O apelido Bohemio não tem exatamente o sentido “noturno” da palavra, e sim porque o Atlanta era um tanto nômade nos primórdios, enquanto não tinha estádio próprio. Tendo entre seus fundadores os sobrenomes Larisse, Franco, Piaggio, Escribano, Rapallo e Orradre, o clube não “nasceu” judeu, ligação só surgida após fixar-se em Villa Crespo em 1922, e mesmo assim não de imediato. Uma conferida na lista dos presidentes até o fim dos anos 50 sugere isso: Sanz, Corbellini, Bernasconi, Chisotti, Álvarez Pereyra e Castro até a aparição de um certo León Kolbowski em 1959. Depois dele, além de Altamura, Masci, Chiarelli, Gallo, Moreno e o atual mandatário Gabriel Greco, presidiram os senhores Dalman, Diman, Bacsinsky, Jablkowski, Perelmuter, Bulaievsky, Rubinska e Korz.

O torcedor mais ilustre é o recém-falecido poeta Juan Gelman, que já recebeu o prêmio máximo da literatura espanhola, o Cervantes, mas já declarou que se sentiu mais honrado ao batizar a biblioteca do clube do coração. Mas é outra poesia, a do ucraniano César Tiempo (nome original Israel Zeitlin – Zeit é “tempo” em iídiche, Lin é o verbo “cessar”, daí o pseudônimo), autor de “Sol Semita”, a que melhor traduz a ligação hebraica com o bairro:

“O sol delata às cegas a idade das mulheres,
Embica nas fachadas cinzentas do bairro
Ou roda o subterrâneo da rua Corrientes
E vai verter seu vinho dourado em Villa Crespo
Se banha no arroio que cruza Triunvirato
Gira reverberando sobre o eixo do dia
E ao mediar a tarde regressa a consignar
Suas redondas moedas no Banco Israelita”

O poeta Juan Gelman visitando o clube em 2006

Corrientes é a grande artéria do bairro, cheia de comércio e atividades sócio-culturais. No meio de sua cruzada com a icônica Avenida 9 de Julio está o Obelisco (já no bairro de San Nicolás). Certo trecho da Corrientes era a Rua Triunvirato até os anos 30. Nesta trabalhava o russo Manuel Gleizer, cuja livraria virou polo literário que impulsionou a carreira de muitos escritores não-judeus também, como Jorge Luis Borges e Raúl Scalabrini Ortiz (nome de rua em Villa Crespo).

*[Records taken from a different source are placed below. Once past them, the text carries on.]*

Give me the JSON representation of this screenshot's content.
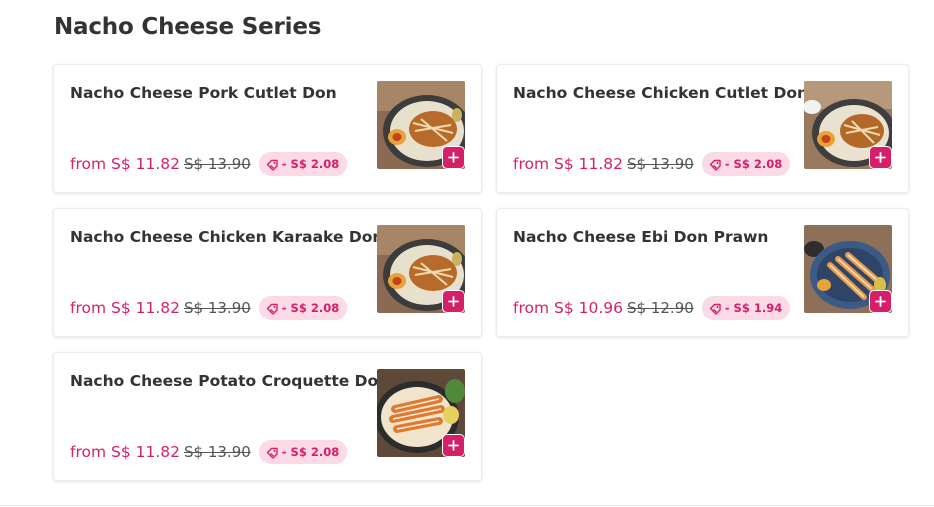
{
  "section": {
    "title": "Nacho Cheese Series"
  },
  "colors": {
    "accent": "#d61f69",
    "badge_bg": "#fcd9e6"
  },
  "icons": {
    "badge": "discount-tag-icon",
    "add": "plus-icon"
  },
  "items": [
    {
      "name": "Nacho Cheese Pork Cutlet Don",
      "price": "from S$ 11.82",
      "original_price": "S$ 13.90",
      "discount": "- S$ 2.08"
    },
    {
      "name": "Nacho Cheese Chicken Cutlet Don",
      "price": "from S$ 11.82",
      "original_price": "S$ 13.90",
      "discount": "- S$ 2.08"
    },
    {
      "name": "Nacho Cheese Chicken Karaake Don",
      "price": "from S$ 11.82",
      "original_price": "S$ 13.90",
      "discount": "- S$ 2.08"
    },
    {
      "name": "Nacho Cheese Ebi Don Prawn",
      "price": "from S$ 10.96",
      "original_price": "S$ 12.90",
      "discount": "- S$ 1.94"
    },
    {
      "name": "Nacho Cheese Potato Croquette Don",
      "price": "from S$ 11.82",
      "original_price": "S$ 13.90",
      "discount": "- S$ 2.08"
    }
  ]
}
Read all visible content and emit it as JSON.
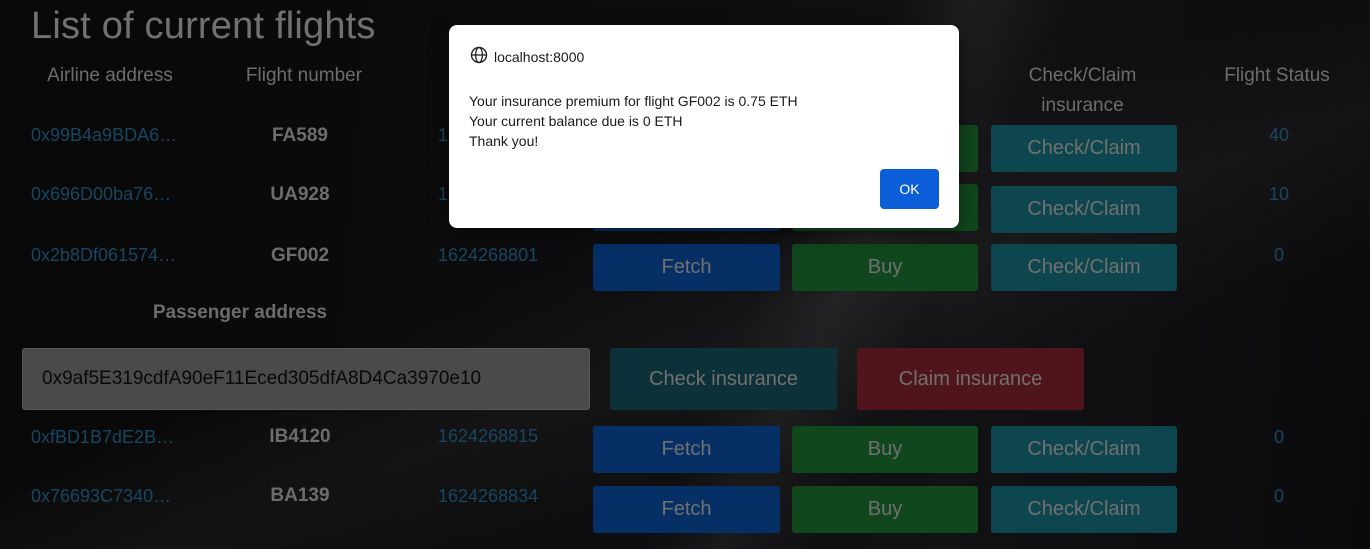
{
  "page": {
    "title": "List of current flights"
  },
  "headers": {
    "airline_address": "Airline address",
    "flight_number": "Flight number",
    "check_claim": "Check/Claim insurance",
    "flight_status": "Flight Status"
  },
  "flights": [
    {
      "address": "0x99B4a9BDA6…",
      "flight": "FA589",
      "timestamp": "1",
      "status": "40"
    },
    {
      "address": "0x696D00ba76…",
      "flight": "UA928",
      "timestamp": "1",
      "status": "10"
    },
    {
      "address": "0x2b8Df061574…",
      "flight": "GF002",
      "timestamp": "1624268801",
      "status": "0"
    },
    {
      "address": "0xfBD1B7dE2B…",
      "flight": "IB4120",
      "timestamp": "1624268815",
      "status": "0"
    },
    {
      "address": "0x76693C7340…",
      "flight": "BA139",
      "timestamp": "1624268834",
      "status": "0"
    }
  ],
  "buttons": {
    "fetch": "Fetch",
    "buy": "Buy",
    "check_claim": "Check/Claim"
  },
  "passenger": {
    "label": "Passenger address",
    "value": "0x9af5E319cdfA90eF11Eced305dfA8D4Ca3970e10",
    "check_label": "Check insurance",
    "claim_label": "Claim insurance"
  },
  "dialog": {
    "origin": "localhost:8000",
    "line1": "Your insurance premium for flight GF002 is 0.75 ETH",
    "line2": "Your current balance due is 0 ETH",
    "line3": "Thank you!",
    "ok_label": "OK"
  },
  "colors": {
    "fetch": "#0d5bc4",
    "buy": "#218838",
    "check": "#1a8796",
    "claim": "#992a36",
    "link": "#2e86b8",
    "ok": "#0b5ed7"
  }
}
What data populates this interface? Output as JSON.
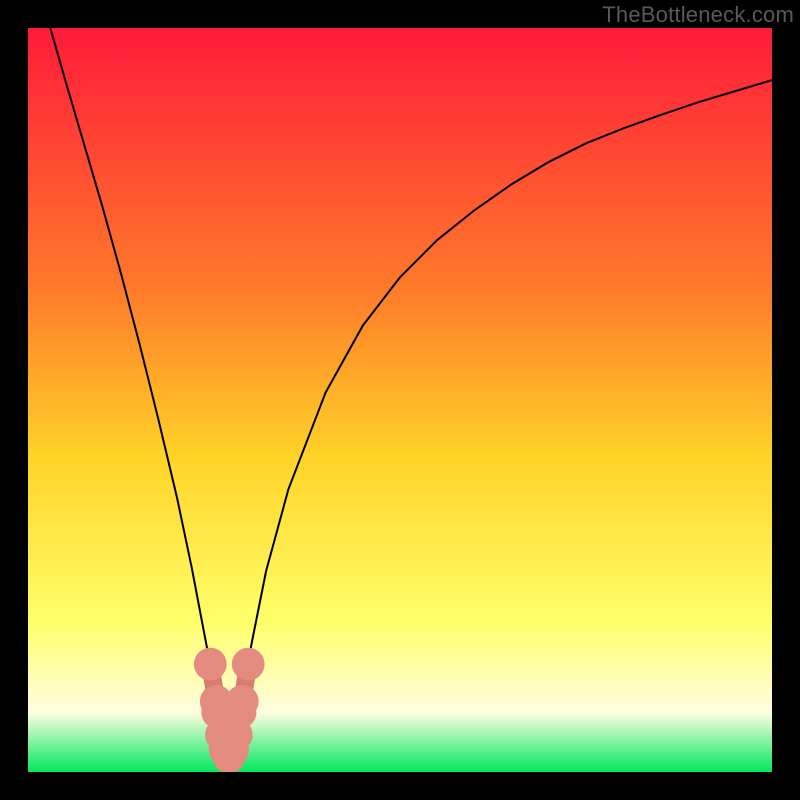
{
  "watermark": "TheBottleneck.com",
  "colors": {
    "frame": "#000000",
    "gradient_top": "#ff1a3a",
    "gradient_mid_upper": "#ff7a2a",
    "gradient_mid": "#ffd427",
    "gradient_mid_lower": "#ffff6b",
    "gradient_low": "#fffde0",
    "gradient_bottom": "#00e85e",
    "curve": "#000000",
    "marker_stroke": "#d97b70",
    "marker_fill": "#e48b80"
  },
  "chart_data": {
    "type": "line",
    "title": "",
    "xlabel": "",
    "ylabel": "",
    "xlim": [
      0,
      100
    ],
    "ylim": [
      0,
      100
    ],
    "minimum_x": 27,
    "series": [
      {
        "name": "bottleneck-curve",
        "x": [
          3,
          5,
          7.5,
          10,
          12.5,
          15,
          17.5,
          20,
          22,
          24,
          25,
          25.5,
          26,
          26.5,
          27,
          27.5,
          28,
          28.5,
          29,
          30,
          32,
          35,
          40,
          45,
          50,
          55,
          60,
          65,
          70,
          75,
          80,
          85,
          90,
          95,
          100
        ],
        "values": [
          100,
          93,
          84.5,
          76,
          67,
          57.5,
          47.5,
          37,
          27.5,
          17,
          11,
          8,
          5,
          3,
          2,
          3,
          5,
          8,
          11,
          17,
          27,
          38,
          51,
          60,
          66.5,
          71.5,
          75.5,
          79,
          82,
          84.5,
          86.5,
          88.3,
          90,
          91.5,
          93
        ]
      }
    ],
    "markers": {
      "name": "valley-highlight",
      "x": [
        24.5,
        25.3,
        25.5,
        26,
        26.5,
        27,
        27.5,
        28,
        28.5,
        28.8,
        29.6
      ],
      "values": [
        14.5,
        9.5,
        8,
        5,
        3,
        2,
        3,
        5,
        8,
        9.5,
        14.5
      ],
      "radius": 2.2
    }
  }
}
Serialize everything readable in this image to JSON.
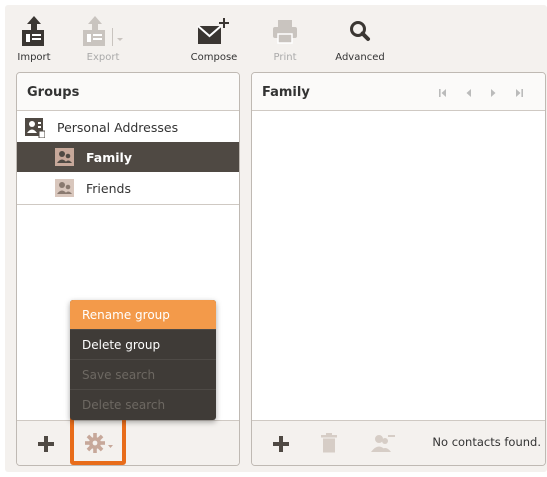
{
  "toolbar": {
    "import_label": "Import",
    "export_label": "Export",
    "compose_label": "Compose",
    "print_label": "Print",
    "advanced_label": "Advanced"
  },
  "groups_panel": {
    "title": "Groups",
    "items": [
      {
        "label": "Personal Addresses",
        "icon": "address-book-icon",
        "selected": false
      },
      {
        "label": "Family",
        "icon": "group-icon",
        "selected": true
      },
      {
        "label": "Friends",
        "icon": "group-icon",
        "selected": false
      }
    ]
  },
  "context_menu": {
    "items": [
      {
        "label": "Rename group",
        "state": "active"
      },
      {
        "label": "Delete group",
        "state": "enabled"
      },
      {
        "label": "Save search",
        "state": "disabled"
      },
      {
        "label": "Delete search",
        "state": "disabled"
      }
    ]
  },
  "contacts_panel": {
    "title": "Family",
    "status": "No contacts found."
  },
  "colors": {
    "accent": "#f39a4a",
    "highlight_border": "#e86c1a",
    "selected_row": "#4f4943",
    "menu_bg": "#3f3b37"
  }
}
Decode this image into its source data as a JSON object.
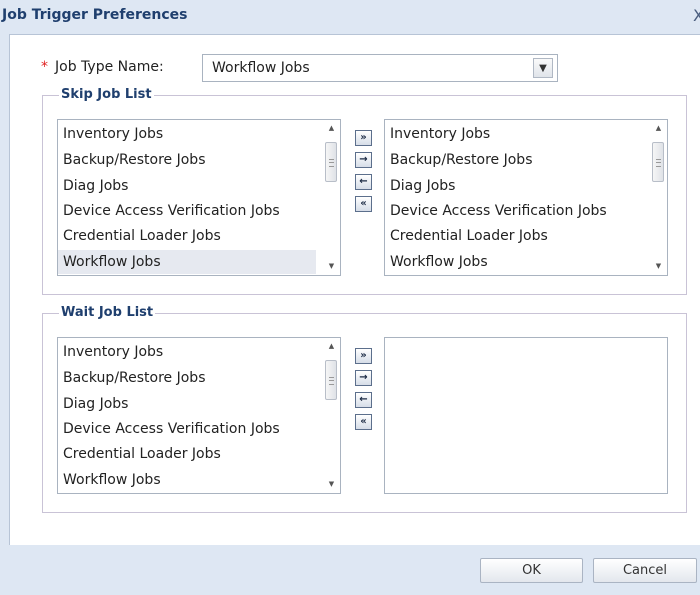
{
  "dialog": {
    "title": "Job Trigger Preferences",
    "close_glyph": "X"
  },
  "job_type": {
    "required_mark": "*",
    "label": "Job Type Name:",
    "selected": "Workflow Jobs",
    "dropdown_icon": "chevron-down-icon"
  },
  "skip_group": {
    "legend": "Skip Job List",
    "available": [
      "Inventory Jobs",
      "Backup/Restore Jobs",
      "Diag Jobs",
      "Device Access Verification Jobs",
      "Credential Loader Jobs",
      "Workflow Jobs"
    ],
    "selected_item": "Workflow Jobs",
    "chosen": [
      "Inventory Jobs",
      "Backup/Restore Jobs",
      "Diag Jobs",
      "Device Access Verification Jobs",
      "Credential Loader Jobs",
      "Workflow Jobs"
    ]
  },
  "wait_group": {
    "legend": "Wait Job List",
    "available": [
      "Inventory Jobs",
      "Backup/Restore Jobs",
      "Diag Jobs",
      "Device Access Verification Jobs",
      "Credential Loader Jobs",
      "Workflow Jobs"
    ],
    "chosen": []
  },
  "move_buttons": {
    "move_all_right": "»",
    "move_right": "→",
    "move_left": "←",
    "move_all_left": "«"
  },
  "footer": {
    "ok": "OK",
    "cancel": "Cancel"
  },
  "colors": {
    "chrome_bg": "#dee7f3",
    "title_text": "#1f3f6e",
    "required": "#e02020",
    "selection_bg": "#e6e9f0"
  }
}
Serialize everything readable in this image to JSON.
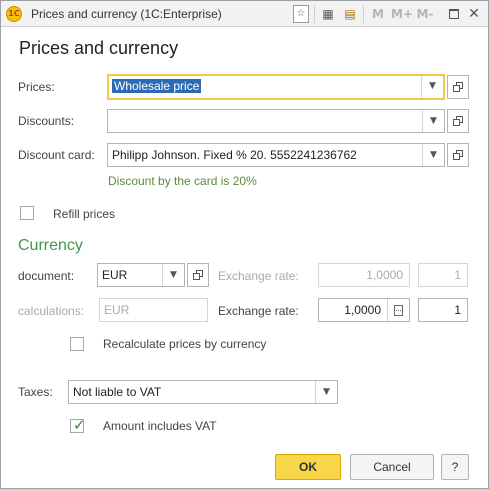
{
  "window": {
    "title": "Prices and currency  (1C:Enterprise)",
    "logo_text": "1С",
    "toolbar": {
      "favorite_icon": "star-icon",
      "calc_icon": "calculator-icon",
      "calendar_icon": "calendar-icon",
      "m_label": "M",
      "mplus_label": "M+",
      "mminus_label": "M-",
      "restore_icon": "window-icon",
      "close_icon": "close-icon"
    }
  },
  "form": {
    "heading": "Prices and currency",
    "prices": {
      "label": "Prices:",
      "value": "Wholesale price"
    },
    "discounts": {
      "label": "Discounts:",
      "value": ""
    },
    "discount_card": {
      "label": "Discount card:",
      "value": "Philipp Johnson. Fixed % 20. 5552241236762",
      "hint": "Discount by the card is 20%"
    },
    "refill_prices": {
      "label": "Refill prices",
      "checked": false
    },
    "currency": {
      "title": "Currency",
      "document": {
        "label": "document:",
        "currency": "EUR",
        "rate_label": "Exchange rate:",
        "rate": "1,0000",
        "multiplicity": "1"
      },
      "calculations": {
        "label": "calculations:",
        "currency": "EUR",
        "rate_label": "Exchange rate:",
        "rate": "1,0000",
        "multiplicity": "1"
      },
      "recalculate": {
        "label": "Recalculate prices by currency",
        "checked": false
      }
    },
    "taxes": {
      "label": "Taxes:",
      "value": "Not liable to VAT"
    },
    "amount_includes_vat": {
      "label": "Amount includes VAT",
      "checked": true
    }
  },
  "buttons": {
    "ok": "OK",
    "cancel": "Cancel",
    "help": "?"
  },
  "colors": {
    "accent_yellow": "#f9d54a",
    "section_green": "#3e9a4a",
    "selection_blue": "#2d6ab5"
  }
}
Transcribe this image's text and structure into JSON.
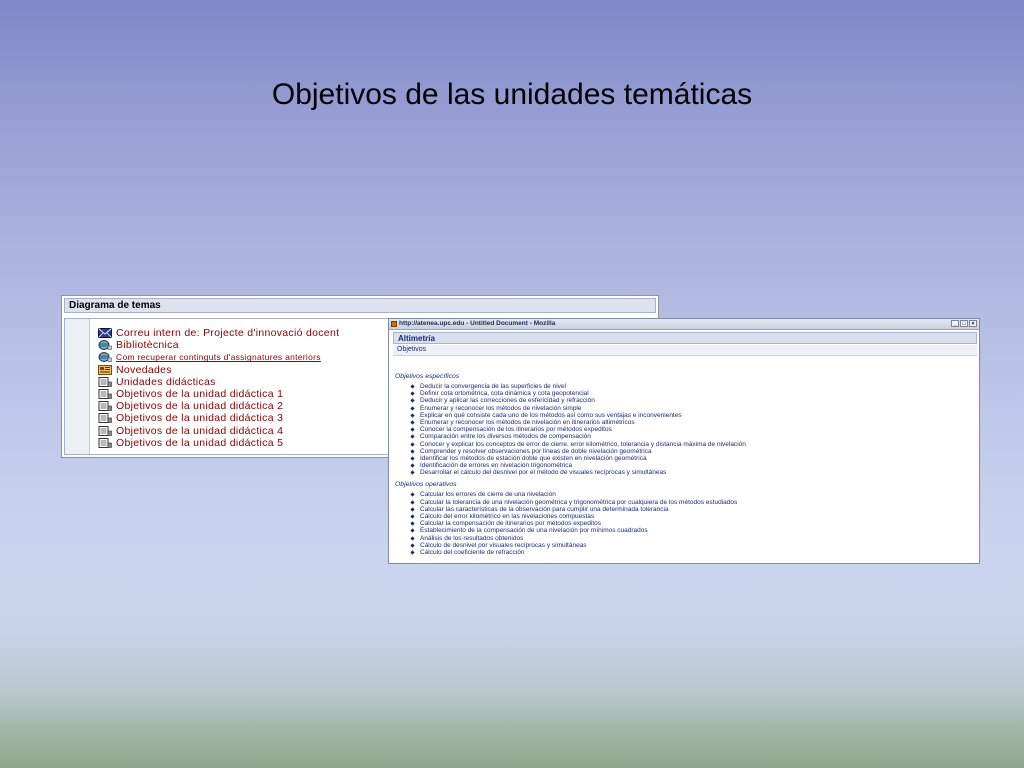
{
  "slide": {
    "title": "Objetivos de las unidades temáticas"
  },
  "diagram_panel": {
    "header": "Diagrama de temas",
    "items": [
      {
        "label": "Correu intern de: Projecte d'innovació docent",
        "icon": "mail-icon"
      },
      {
        "label": "Bibliotècnica",
        "icon": "globe-icon"
      },
      {
        "label": "Com recuperar continguts d'assignatures anteriors",
        "icon": "globe-icon"
      },
      {
        "label": "Novedades",
        "icon": "news-icon"
      },
      {
        "label": "Unidades didácticas",
        "icon": "document-icon"
      },
      {
        "label": "Objetivos de la unidad didáctica 1",
        "icon": "document-icon"
      },
      {
        "label": "Objetivos de la unidad didáctica 2",
        "icon": "document-icon"
      },
      {
        "label": "Objetivos de la unidad didáctica 3",
        "icon": "document-icon"
      },
      {
        "label": "Objetivos de la unidad didáctica 4",
        "icon": "document-icon"
      },
      {
        "label": "Objetivos de la unidad didáctica 5",
        "icon": "document-icon"
      }
    ]
  },
  "browser_window": {
    "title": "http://atenea.upc.edu - Untitled Document - Mozilla",
    "header": "Altimetría",
    "tab": "Objetivos",
    "especificos_title": "Objetivos específicos",
    "especificos": [
      "Deducir la convergencia de las superficies de nivel",
      "Definir cota ortométrica, cota dinámica y cota geopotencial",
      "Deducir y aplicar las correcciones de esfericidad y refracción",
      "Enumerar y reconocer los métodos de nivelación simple",
      "Explicar en qué consiste cada uno de los métodos así como sus ventajas e inconvenientes",
      "Enumerar y reconocer los métodos de nivelación en itinerarios altimétricos",
      "Conocer la compensación de los itinerarios por métodos expeditos",
      "Comparación entre los diversos métodos de compensación",
      "Conocer y explicar los conceptos de error de cierre, error kilométrico, tolerancia y distancia máxima de nivelación",
      "Comprender y resolver observaciones por líneas de doble nivelación geométrica",
      "Identificar los métodos de estación doble que existen en nivelación geométrica",
      "Identificación de errores en nivelación trigonométrica",
      "Desarrollar el cálculo del desnivel por el método de visuales recíprocas y simultáneas"
    ],
    "operativos_title": "Objetivos operativos",
    "operativos": [
      "Calcular los errores de cierre de una nivelación",
      "Calcular la tolerancia de una nivelación geométrica y trigonométrica por cualquiera de los métodos estudiados",
      "Calcular las características de la observación para cumplir una determinada tolerancia",
      "Cálculo del error kilométrico en las nivelaciones compuestas",
      "Calcular la compensación de itinerarios por métodos expeditos",
      "Establecimiento de la compensación de una nivelación por mínimos cuadrados",
      "Análisis de los resultados obtenidos",
      "Cálculo de desnivel por visuales recíprocas y simultáneas",
      "Cálculo del coeficiente de refracción"
    ]
  }
}
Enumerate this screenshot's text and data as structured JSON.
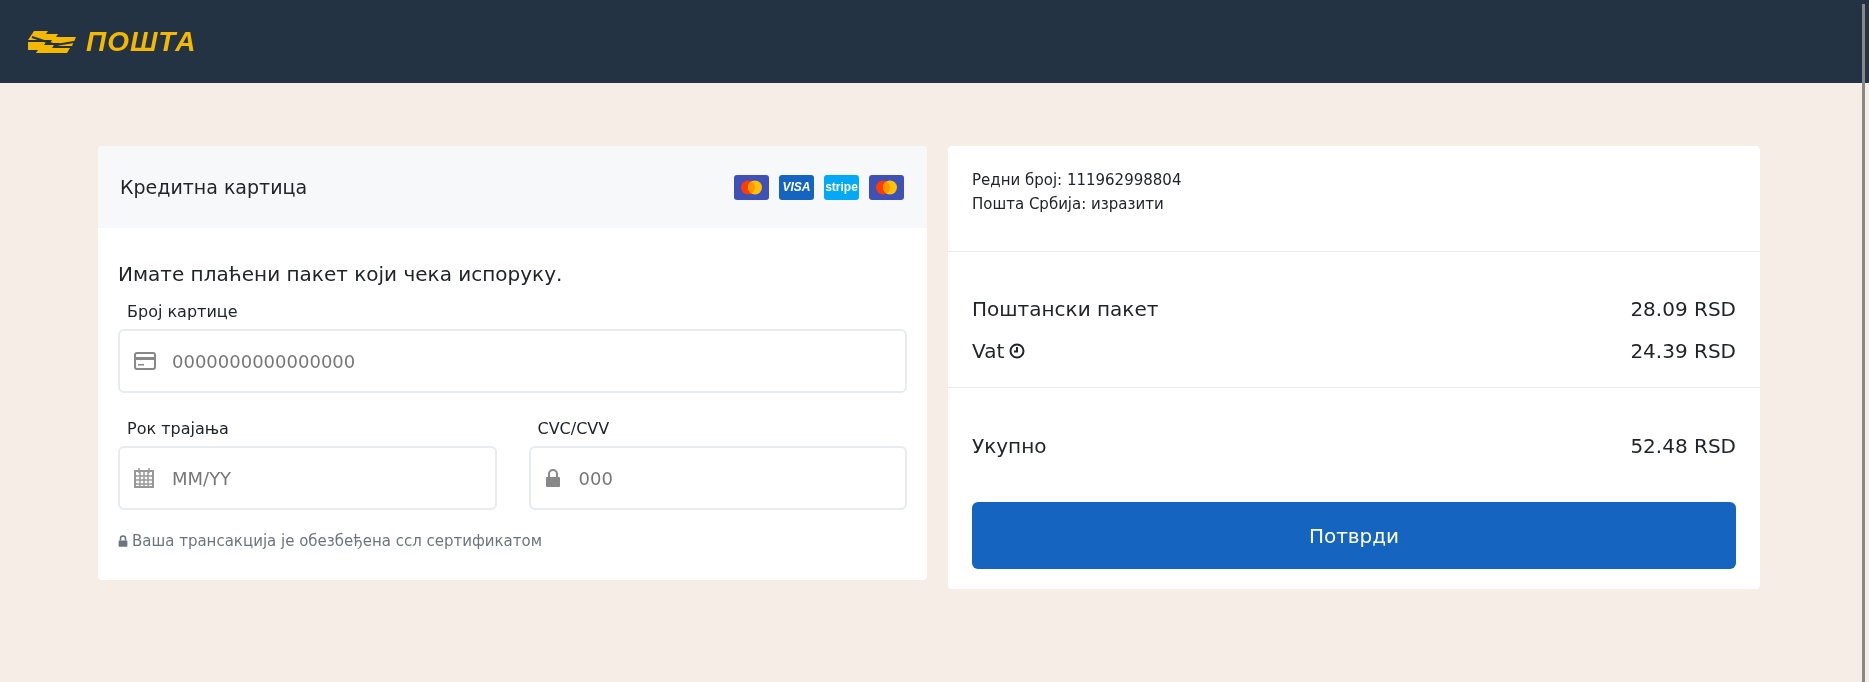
{
  "header": {
    "logo_text": "ПОШТА"
  },
  "payment_form": {
    "title": "Кредитна картица",
    "payment_logos": [
      {
        "kind": "mastercard"
      },
      {
        "kind": "visa",
        "label": "VISA"
      },
      {
        "kind": "stripe",
        "label": "stripe"
      },
      {
        "kind": "mastercard"
      }
    ],
    "message": "Имате плаћени пакет који чека испоруку.",
    "fields": [
      {
        "kind": "card",
        "label": "Број картице",
        "placeholder": "0000000000000000"
      },
      {
        "kind": "expiry",
        "label": "Рок трајања",
        "placeholder": "MM/YY"
      },
      {
        "kind": "cvc",
        "label": "CVC/CVV",
        "placeholder": "000"
      }
    ],
    "security_note": "Ваша трансакција је обезбеђена ссл сертификатом"
  },
  "summary": {
    "info": [
      "Редни број: 111962998804",
      "Пошта Србија: изразити"
    ],
    "items": [
      {
        "label": "Поштански пакет",
        "amount": "28.09 RSD",
        "info_icon": false
      },
      {
        "label": "Vat",
        "amount": "24.39 RSD",
        "info_icon": true
      }
    ],
    "total": {
      "label": "Укупно",
      "amount": "52.48 RSD"
    },
    "confirm_button": "Потврди"
  }
}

Aliás, nos anos 30 o Atlanta se tornou o primeiro clube estrangeiro a visitar Pernambuco: 10-6 no Náutico, 7-2 no Sport, em 1937.

O estádio leva desde 2000 o nome do tal ex-presidente León Kolbowski, imigrante polonês – um de seus irmãos voltou à terra natal e foi exterminado no Holocausto – que, com fluência no polaco, no iídiche e no espanhol, participou de diversas associações de ajuda entre seus pares na Argentina. Ele teria chegado ao Atlanta via o Partido Comunista Argentino, do qual era filiado e que tinha interesses em ampliar influência no reduto dos judeus (que enchiam as fileiras do PCA, a ponto dos estatutos de algumas agrupações sindicais serem redigidos também em iídiche).

Kolbowski tornou-se dirigente em 1955 e presidiu entre 1959-69, a melhor época bohemia. O estádio atual também foi construído em sua gestão. Entre 1958 e 1964, o clube só não ficou entre os cinco primeiros em 1960 e 1962. Foram anos dourados também por conta de um título, o mais expressivo dos auriazuis, a Copa Suécia. Foi um torneio oficial da AFA previsto para a pausa do Argentinão de 1958 enquanto a Copa do Mundo acontecia no país nórdico, mas a desorganização fez com que a disputa só se encerrasse em 1960. Foi com um 3-1 no poderoso Racing da época. Em abril de 1963, tornou-se o primeiro time argentino a visitar Israel, vencendo a seleção local, e em junho recebeu o Macabi Tel Aviv.

Depois de 1964, ainda houve lampejos em 1969, com o vice para o Boca na Copa Argentina, e o 3º lugar em 1973, o mais longe que já chegou no campeonato – a frustração é que, após liderar grupo com Boca, Independiente (campeão da Libertadores e mundial daquele ano), Huracán (timaço campeão do Metropolitano) e Rosario Central, tenha perdido fôlego e visto o próprio Central vencer o quadrangular final. Desde então, só ladeira abaixo, caindo em 1979. Venceu a segundona em 1983, mas só durou 1984 na elite, logo caindo e não mais voltando à primeira divisão. A situação piorou na década seguinte: em 1991, chegou a decretar falência e o clube passou a se acostumar com a terceira divisão. Tanto que a primeira vez em que esteve na segundona no século XXI foi apenas em 2011. Caiu logo.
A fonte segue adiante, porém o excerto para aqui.